Play baseball, learn about Supreme Court!

What do Hunter Wendelstedt (a major-league baseball umpire) and Supreme Court Justice William R. Day (term in office: 1903-1922) have in common? You can find out by playing  the on-line game, Oyez Baseball. As you play, you score runs—or strike out—by correctly or incorrectly identifying a Supreme Court justice whose record or role on the Court parallels a major-league baseball player’s career.

The aim of the game is to help people learn about the Supreme Court by capitalizing on our national obsession with baseball. According to the game’s originators, there are many parallels.

On the Supreme Court, greatness or mediocrity derives from a justice’s accomplishments or lack thereof. The same is true for ballplayers. The Court vests its nine occupants with awesome responsibility.

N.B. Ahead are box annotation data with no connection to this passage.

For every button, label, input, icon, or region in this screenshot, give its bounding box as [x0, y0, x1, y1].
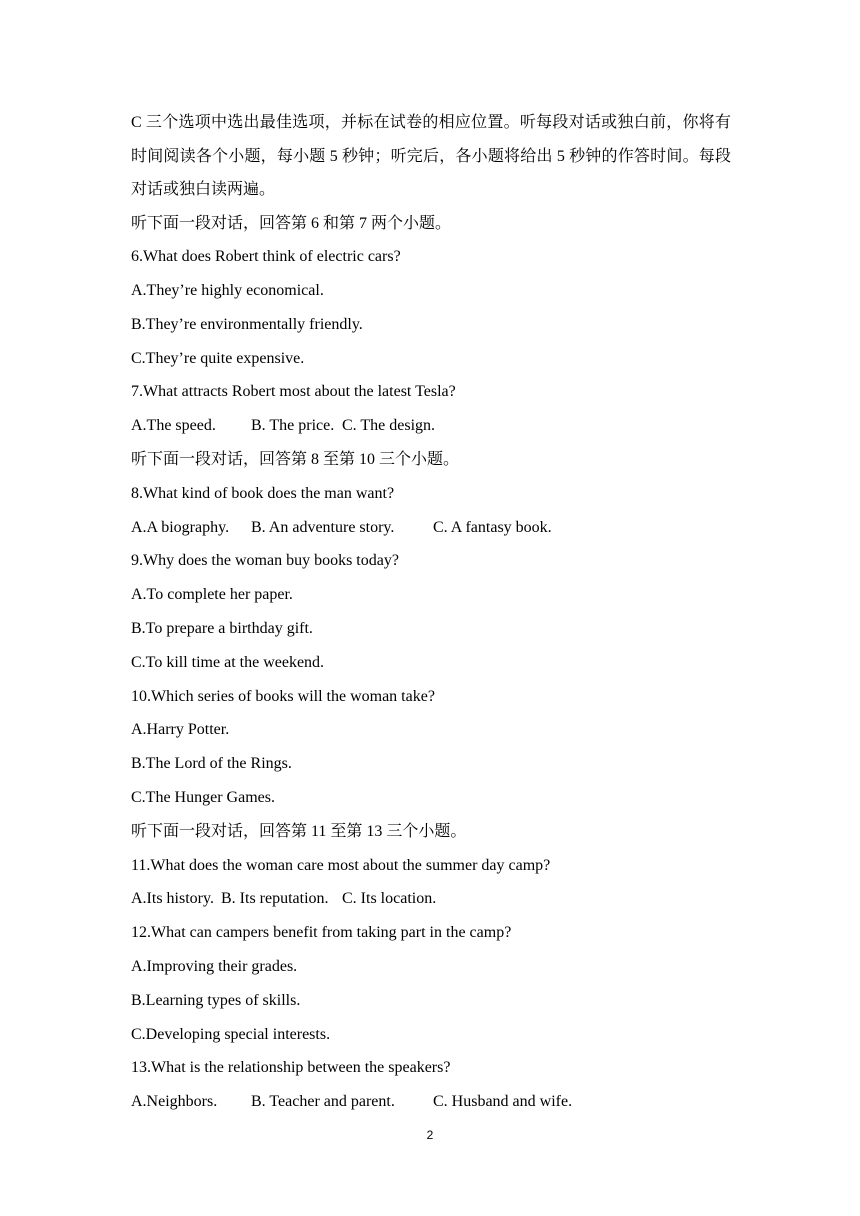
question-7-option-b: B. The price. [251, 417, 335, 435]
question-8-option-b: B. An adventure story. [251, 518, 395, 536]
question-13: 13.What is the relationship between the speakers? [131, 1059, 451, 1077]
question-9-option-b: B.To prepare a birthday gift. [131, 620, 313, 638]
question-13-option-b: B. Teacher and parent. [251, 1093, 395, 1111]
question-6-option-c: C.They’re quite expensive. [131, 349, 305, 367]
question-8-options [131, 511, 731, 545]
question-11-option-c: C. Its location. [342, 890, 437, 908]
question-6: 6.What does Robert think of electric cars? [131, 248, 401, 266]
question-7: 7.What attracts Robert most about the latest Tesla? [131, 383, 456, 401]
question-6-option-a: A.They’re highly economical. [131, 282, 324, 300]
question-8-option-a: A.A biography. [131, 518, 230, 536]
section-instructions: C 三个选项中选出最佳选项，并标在试卷的相应位置。听每段对话或独白前，你将有时间阅读各个小题，每小题 5 秒钟；听完后，各小题将给出 5 秒钟的作答时间。每段对话或独白读两遍。 [131, 114, 731, 198]
question-9-option-c: C.To kill time at the weekend. [131, 653, 325, 671]
question-11: 11.What does the woman care most about the summer day camp? [131, 856, 551, 874]
question-10-option-a: A.Harry Potter. [131, 721, 230, 739]
question-11-option-b: B. Its reputation. [221, 890, 329, 908]
question-8-option-c: C. A fantasy book. [433, 518, 552, 536]
page-number: 2 [426, 1128, 434, 1142]
question-10-option-b: B.The Lord of the Rings. [131, 755, 292, 773]
question-13-option-c: C. Husband and wife. [433, 1093, 573, 1111]
page-content [131, 106, 731, 1119]
question-12: 12.What can campers benefit from taking part in the camp? [131, 924, 512, 942]
section-heading-8-10: 听下面一段对话，回答第 8 至第 10 三个小题。 [131, 451, 460, 469]
question-9-option-a: A.To complete her paper. [131, 586, 293, 604]
question-13-options [131, 1085, 731, 1119]
question-11-options [131, 882, 731, 916]
question-8: 8.What kind of book does the man want? [131, 484, 395, 502]
question-11-option-a: A.Its history. [131, 890, 214, 908]
question-12-option-a: A.Improving their grades. [131, 958, 298, 976]
question-7-options [131, 409, 731, 443]
question-12-option-b: B.Learning types of skills. [131, 991, 301, 1009]
question-13-option-a: A.Neighbors. [131, 1093, 218, 1111]
question-12-option-c: C.Developing special interests. [131, 1025, 331, 1043]
question-9: 9.Why does the woman buy books today? [131, 552, 399, 570]
section-heading-6-7: 听下面一段对话，回答第 6 和第 7 两个小题。 [131, 214, 452, 232]
question-7-option-a: A.The speed. [131, 417, 216, 435]
question-10: 10.Which series of books will the woman take? [131, 687, 435, 705]
question-7-option-c: C. The design. [342, 417, 436, 435]
section-heading-11-13: 听下面一段对话，回答第 11 至第 13 三个小题。 [131, 822, 467, 840]
question-6-option-b: B.They’re environmentally friendly. [131, 315, 363, 333]
question-10-option-c: C.The Hunger Games. [131, 789, 275, 807]
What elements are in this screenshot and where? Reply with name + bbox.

Some justices, like some players, are blessed with skills that not only generate tremendous personal achievements, but can transform their institutions, and sometimes even American culture. Others are quickly forgettable, while most toil somewhere in between. The qualities that make some justices great and others mediocre are difficult to explain fully and justify to those unversed in the Court’s work. But most everyone understands baseball-and baseball may be the best way to reveal greatness or mediocrity. Hence, Oyez® Baseball.

The Law-Baseball Quiz” debuted in the New York Times on April 4, 1979. Created by law professor Robert M. Cover, it compared baseball players and Supreme Court Justices. Unlike Eddie Gaedel, the midget in baseball’s most publicized stunt, the Quiz has delighted and stumped enthusiasts on many occasions since it first appeared.

Oyez Baseball is an enlarged version of Professor Cover’s initial vision. We have simply burnished the metaphor that Professor Cover summoned to describe baseball personalities and justices.

Try it. You may not come away remembering anything about the Supreme Court justices in the quiz, but it’s a delightfully clever juxtaposition.

Postscript: Associate Justice Day reportedly asked his clerk for “regular updates,” during the bench hearing of Standard Sanitary Mfg. Co. v. United States, about the final game of the 1912 World Series.